“This is something that’s important to me,” offered Don Lemon Friday night. “It’s important to me, it’s important to the LGBT community, and it’s important to the black community, and I am a proud member of both, so I feel obligated to speak out on this issue.”
On CNN Tonight, the cable-news host addressed the controversy surrounding Kevin Hart who, when offered the opportunity by the Academy to either apologize for his many past homophobic remarks or not host the Oscars, chose the latter.
Hart paid a visit to The Ellen DeGeneres Show recently, and had an hour-long conversation with DeGeneres, herself a trailblazing gay comedian who almost lost her job when she publicly came out twenty years ago. But instead of expressing genuine contrition over his past comments, Hart chose to paint himself as a victim, claiming he was targeted by “an onslaught on social media” of his past, that he wasn’t even given “a full 24 hours to glow in the glory” of hosting the Oscars, that he’d “addressed” his homophobic remarks, which included several stand-up routines and hundreds of tweets and had already “apologized” for them in the past.
He hadn’t though. Kevin Hart only apologized after he stepped down from hosting the Oscars. There is no record of any apology prior to that point.
“Kevin Hart did put out a Twitter apology after he stepped down from hosting the Oscars… but what about the notion that there were apologies?” said Lemon on his show Friday night. “We couldn’t find [an apology]… and if you can find one, feel free to send it our way.”
Hart indeed addressed his past homophobic remarks during a 2015 interview with Rolling Stone, saying, “I wouldn’t tell that joke today, because when I said it, the times weren’t as sensitive as they are now.”

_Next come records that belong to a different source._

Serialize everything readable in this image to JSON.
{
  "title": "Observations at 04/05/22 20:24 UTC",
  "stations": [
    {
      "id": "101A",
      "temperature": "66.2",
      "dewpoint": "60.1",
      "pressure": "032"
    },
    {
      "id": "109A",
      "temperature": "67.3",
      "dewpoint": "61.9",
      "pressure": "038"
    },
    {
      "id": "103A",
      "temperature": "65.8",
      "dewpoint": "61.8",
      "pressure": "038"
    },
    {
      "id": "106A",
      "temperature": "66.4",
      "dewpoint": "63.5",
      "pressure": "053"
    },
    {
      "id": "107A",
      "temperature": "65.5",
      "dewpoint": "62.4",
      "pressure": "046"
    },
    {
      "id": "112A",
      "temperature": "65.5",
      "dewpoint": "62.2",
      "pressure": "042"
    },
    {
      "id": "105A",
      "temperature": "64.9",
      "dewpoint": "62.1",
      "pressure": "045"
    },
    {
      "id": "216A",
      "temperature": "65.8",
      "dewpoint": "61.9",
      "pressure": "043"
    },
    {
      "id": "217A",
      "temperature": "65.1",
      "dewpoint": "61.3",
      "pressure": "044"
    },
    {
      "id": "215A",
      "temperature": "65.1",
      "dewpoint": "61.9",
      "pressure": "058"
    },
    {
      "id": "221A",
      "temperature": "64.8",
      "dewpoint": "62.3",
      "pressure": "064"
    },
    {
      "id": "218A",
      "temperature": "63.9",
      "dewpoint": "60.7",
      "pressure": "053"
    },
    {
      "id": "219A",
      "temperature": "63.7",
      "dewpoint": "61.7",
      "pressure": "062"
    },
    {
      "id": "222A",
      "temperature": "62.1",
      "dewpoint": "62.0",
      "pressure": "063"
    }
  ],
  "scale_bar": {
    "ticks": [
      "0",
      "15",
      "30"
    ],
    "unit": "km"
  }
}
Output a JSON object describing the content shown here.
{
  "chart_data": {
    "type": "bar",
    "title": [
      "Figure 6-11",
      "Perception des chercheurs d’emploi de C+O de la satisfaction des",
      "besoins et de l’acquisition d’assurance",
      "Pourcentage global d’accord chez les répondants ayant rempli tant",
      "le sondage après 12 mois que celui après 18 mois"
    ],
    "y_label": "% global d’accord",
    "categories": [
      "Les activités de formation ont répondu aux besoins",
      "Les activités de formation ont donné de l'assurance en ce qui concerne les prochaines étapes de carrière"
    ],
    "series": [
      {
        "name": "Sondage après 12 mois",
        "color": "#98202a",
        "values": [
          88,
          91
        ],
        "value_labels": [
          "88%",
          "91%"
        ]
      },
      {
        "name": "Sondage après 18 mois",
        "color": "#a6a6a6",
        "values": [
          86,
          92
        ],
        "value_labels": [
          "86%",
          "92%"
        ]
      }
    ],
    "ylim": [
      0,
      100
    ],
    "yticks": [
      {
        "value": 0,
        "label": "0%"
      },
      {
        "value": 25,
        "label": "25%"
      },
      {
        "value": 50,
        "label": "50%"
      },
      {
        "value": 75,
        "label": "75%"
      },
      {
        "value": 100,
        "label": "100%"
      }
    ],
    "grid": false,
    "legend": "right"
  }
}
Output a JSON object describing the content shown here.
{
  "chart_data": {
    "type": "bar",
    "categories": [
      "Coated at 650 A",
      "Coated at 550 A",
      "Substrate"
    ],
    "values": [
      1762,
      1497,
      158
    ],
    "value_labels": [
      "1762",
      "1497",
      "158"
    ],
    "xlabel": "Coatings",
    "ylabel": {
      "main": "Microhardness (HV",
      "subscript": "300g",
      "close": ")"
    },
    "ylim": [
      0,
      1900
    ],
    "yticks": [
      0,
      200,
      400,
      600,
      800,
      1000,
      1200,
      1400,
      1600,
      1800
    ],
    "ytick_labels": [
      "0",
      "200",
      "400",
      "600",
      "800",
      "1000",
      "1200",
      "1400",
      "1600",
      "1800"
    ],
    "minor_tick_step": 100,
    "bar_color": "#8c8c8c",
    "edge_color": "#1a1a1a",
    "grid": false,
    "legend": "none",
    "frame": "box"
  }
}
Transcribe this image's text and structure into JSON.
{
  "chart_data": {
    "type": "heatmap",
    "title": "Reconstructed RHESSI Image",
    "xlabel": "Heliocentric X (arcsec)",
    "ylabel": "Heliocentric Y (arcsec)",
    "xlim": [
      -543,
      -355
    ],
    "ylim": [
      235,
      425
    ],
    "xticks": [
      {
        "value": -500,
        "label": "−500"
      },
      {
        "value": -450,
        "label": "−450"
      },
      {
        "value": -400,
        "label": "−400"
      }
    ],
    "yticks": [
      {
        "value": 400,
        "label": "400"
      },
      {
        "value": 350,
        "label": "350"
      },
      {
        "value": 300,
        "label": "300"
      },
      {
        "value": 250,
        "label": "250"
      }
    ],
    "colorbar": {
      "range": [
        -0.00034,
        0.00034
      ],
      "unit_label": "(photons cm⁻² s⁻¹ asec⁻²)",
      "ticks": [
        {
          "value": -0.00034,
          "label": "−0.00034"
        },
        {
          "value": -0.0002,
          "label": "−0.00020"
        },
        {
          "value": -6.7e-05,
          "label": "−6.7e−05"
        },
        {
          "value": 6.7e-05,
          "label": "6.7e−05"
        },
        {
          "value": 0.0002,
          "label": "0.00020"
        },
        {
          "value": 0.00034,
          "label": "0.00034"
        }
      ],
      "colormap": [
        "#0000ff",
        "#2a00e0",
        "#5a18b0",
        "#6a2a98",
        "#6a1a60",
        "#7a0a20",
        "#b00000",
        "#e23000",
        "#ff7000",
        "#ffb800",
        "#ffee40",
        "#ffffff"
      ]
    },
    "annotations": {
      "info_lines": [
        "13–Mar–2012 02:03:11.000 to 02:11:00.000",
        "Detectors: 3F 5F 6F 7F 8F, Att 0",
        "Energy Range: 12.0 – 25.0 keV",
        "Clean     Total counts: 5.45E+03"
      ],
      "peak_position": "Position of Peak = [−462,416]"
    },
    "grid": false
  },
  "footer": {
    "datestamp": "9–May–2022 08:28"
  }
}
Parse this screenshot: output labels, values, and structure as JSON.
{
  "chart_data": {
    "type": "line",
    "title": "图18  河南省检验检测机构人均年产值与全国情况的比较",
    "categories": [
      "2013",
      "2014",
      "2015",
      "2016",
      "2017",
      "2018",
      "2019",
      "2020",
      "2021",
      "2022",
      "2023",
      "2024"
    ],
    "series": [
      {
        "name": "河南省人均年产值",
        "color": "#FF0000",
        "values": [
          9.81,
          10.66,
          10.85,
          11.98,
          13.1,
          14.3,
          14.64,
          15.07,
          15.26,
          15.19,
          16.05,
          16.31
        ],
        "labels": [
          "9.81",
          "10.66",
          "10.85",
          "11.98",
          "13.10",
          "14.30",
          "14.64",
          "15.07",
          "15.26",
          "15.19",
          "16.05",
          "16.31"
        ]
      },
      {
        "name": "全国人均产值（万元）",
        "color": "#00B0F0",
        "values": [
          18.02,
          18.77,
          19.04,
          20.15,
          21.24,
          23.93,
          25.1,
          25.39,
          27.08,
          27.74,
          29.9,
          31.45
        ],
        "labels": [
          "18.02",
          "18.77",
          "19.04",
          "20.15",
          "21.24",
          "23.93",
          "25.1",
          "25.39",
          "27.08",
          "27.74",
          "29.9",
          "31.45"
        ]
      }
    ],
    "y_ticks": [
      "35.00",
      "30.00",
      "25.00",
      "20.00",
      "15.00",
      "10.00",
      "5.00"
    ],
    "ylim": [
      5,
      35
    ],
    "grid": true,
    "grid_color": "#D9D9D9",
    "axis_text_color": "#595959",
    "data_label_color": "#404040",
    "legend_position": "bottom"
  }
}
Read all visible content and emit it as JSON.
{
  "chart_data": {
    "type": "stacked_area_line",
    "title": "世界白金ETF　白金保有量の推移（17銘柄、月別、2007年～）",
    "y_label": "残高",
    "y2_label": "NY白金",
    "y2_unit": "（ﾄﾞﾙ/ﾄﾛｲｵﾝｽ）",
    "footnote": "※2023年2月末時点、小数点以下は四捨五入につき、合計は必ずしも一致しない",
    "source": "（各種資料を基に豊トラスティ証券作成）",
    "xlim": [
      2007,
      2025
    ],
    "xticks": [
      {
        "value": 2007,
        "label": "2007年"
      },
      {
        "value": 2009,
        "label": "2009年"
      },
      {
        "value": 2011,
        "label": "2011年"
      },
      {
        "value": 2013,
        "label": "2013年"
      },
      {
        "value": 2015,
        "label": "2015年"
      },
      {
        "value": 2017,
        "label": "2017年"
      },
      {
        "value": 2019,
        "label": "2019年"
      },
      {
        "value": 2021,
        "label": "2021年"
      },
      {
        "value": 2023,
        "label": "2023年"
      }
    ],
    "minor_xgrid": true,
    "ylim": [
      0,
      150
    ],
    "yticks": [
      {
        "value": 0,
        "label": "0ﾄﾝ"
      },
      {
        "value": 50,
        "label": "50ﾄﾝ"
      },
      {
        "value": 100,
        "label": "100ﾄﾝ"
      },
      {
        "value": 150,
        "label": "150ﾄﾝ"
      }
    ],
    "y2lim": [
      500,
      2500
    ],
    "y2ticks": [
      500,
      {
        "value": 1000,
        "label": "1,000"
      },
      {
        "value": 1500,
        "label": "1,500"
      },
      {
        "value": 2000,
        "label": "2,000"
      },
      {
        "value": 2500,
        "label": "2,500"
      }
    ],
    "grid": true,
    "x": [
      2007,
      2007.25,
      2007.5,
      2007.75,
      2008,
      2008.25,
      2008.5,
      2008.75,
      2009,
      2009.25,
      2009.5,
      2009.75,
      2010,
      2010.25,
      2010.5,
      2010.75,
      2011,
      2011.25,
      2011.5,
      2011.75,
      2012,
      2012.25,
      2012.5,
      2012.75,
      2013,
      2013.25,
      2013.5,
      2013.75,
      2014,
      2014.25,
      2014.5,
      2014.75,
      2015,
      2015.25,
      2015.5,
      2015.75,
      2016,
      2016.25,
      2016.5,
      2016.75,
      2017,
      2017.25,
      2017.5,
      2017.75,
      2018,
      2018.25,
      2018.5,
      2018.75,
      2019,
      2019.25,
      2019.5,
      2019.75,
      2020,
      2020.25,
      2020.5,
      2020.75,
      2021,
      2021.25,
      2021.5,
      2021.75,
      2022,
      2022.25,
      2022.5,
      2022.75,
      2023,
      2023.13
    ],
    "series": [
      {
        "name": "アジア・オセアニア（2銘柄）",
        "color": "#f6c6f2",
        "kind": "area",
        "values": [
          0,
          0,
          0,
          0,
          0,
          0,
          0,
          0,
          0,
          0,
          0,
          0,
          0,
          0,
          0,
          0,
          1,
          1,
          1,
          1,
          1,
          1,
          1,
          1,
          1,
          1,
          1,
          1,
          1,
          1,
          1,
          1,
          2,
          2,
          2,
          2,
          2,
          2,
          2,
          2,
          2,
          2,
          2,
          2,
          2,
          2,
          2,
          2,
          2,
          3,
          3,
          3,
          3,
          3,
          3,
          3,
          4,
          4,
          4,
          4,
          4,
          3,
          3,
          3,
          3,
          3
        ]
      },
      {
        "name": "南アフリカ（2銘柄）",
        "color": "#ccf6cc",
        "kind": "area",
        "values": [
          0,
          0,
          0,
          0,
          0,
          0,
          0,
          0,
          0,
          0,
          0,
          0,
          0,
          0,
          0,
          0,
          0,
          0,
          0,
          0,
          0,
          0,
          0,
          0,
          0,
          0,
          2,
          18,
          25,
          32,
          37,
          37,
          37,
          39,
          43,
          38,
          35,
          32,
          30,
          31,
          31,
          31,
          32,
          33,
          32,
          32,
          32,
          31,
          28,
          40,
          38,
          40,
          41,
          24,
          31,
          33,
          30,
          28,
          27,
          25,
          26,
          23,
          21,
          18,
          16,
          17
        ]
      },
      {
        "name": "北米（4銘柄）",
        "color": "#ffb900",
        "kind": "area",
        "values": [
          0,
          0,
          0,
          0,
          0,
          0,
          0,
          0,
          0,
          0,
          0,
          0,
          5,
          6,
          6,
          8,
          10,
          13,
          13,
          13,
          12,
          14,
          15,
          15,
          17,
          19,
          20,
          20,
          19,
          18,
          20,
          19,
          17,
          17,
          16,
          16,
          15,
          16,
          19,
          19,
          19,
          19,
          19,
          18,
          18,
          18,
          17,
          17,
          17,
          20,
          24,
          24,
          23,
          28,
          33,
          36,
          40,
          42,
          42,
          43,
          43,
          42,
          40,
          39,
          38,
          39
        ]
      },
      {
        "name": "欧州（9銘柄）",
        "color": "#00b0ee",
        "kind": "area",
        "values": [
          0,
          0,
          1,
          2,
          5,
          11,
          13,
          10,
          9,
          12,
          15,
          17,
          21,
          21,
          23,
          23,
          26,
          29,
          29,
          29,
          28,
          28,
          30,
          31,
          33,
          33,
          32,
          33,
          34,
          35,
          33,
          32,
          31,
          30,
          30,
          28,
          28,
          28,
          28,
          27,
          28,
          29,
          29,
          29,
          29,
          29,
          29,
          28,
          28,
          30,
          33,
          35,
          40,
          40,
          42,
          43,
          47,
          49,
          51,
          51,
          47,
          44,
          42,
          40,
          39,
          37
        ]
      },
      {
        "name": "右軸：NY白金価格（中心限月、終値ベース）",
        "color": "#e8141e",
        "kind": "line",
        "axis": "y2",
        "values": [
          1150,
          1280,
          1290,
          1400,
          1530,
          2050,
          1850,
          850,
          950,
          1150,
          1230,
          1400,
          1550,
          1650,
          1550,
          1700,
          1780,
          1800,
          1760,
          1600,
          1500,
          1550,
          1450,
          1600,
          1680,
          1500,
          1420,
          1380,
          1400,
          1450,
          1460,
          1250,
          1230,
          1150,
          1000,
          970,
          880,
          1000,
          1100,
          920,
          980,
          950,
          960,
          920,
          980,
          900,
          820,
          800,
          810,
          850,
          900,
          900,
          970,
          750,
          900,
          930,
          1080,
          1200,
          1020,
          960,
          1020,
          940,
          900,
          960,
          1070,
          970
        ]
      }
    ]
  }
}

Of course, this is not an apology.
After the homophobic tweets resurfaced on Dec. 6, Hart posted a short video to Instagram claiming that the Academy had issued an ultimatum. “So I just got a call from the Academy, and that call basically said, Kevin, apologize for your tweets of old, or we’re going to have to move on and find another host… the reason why I passed is because I’ve addressed this several times.”
Again, instead of issuing a simple apology, he chose to step down from his “dream job.”
As Lemon explained, “For many in the gay community, but especially in the black community, the Twitter apologies or explanations on Ellen have fallen flat. To many, they seem insincere, and that he has somehow turned himself into a victim instead of acknowledging the real victims of violent and sometimes deadly homophobia. Kevin, if anything, this is the time to hear people out.”
Lemon, his voice cracking with emotion, said that he hadn’t seen “any meaningful outreach to the LGBT community” from Hart, and that while DeGeneres says that she forgives Hart, and may have gotten him his Oscar-hosting gig back, she doesn’t speak for everyone.
“[Ellen] said that she forgives Kevin, and that she thinks he should host the Oscars. But honestly, Ellen does not speak for the whole community. We need to speak up for the young, black people—especially young black men, kids—in the LGBT community.”
He added, “These issues need to be addressed, especially when it comes to black youth in our country, because they need to know that they have value, and it’s OK to be who they are.”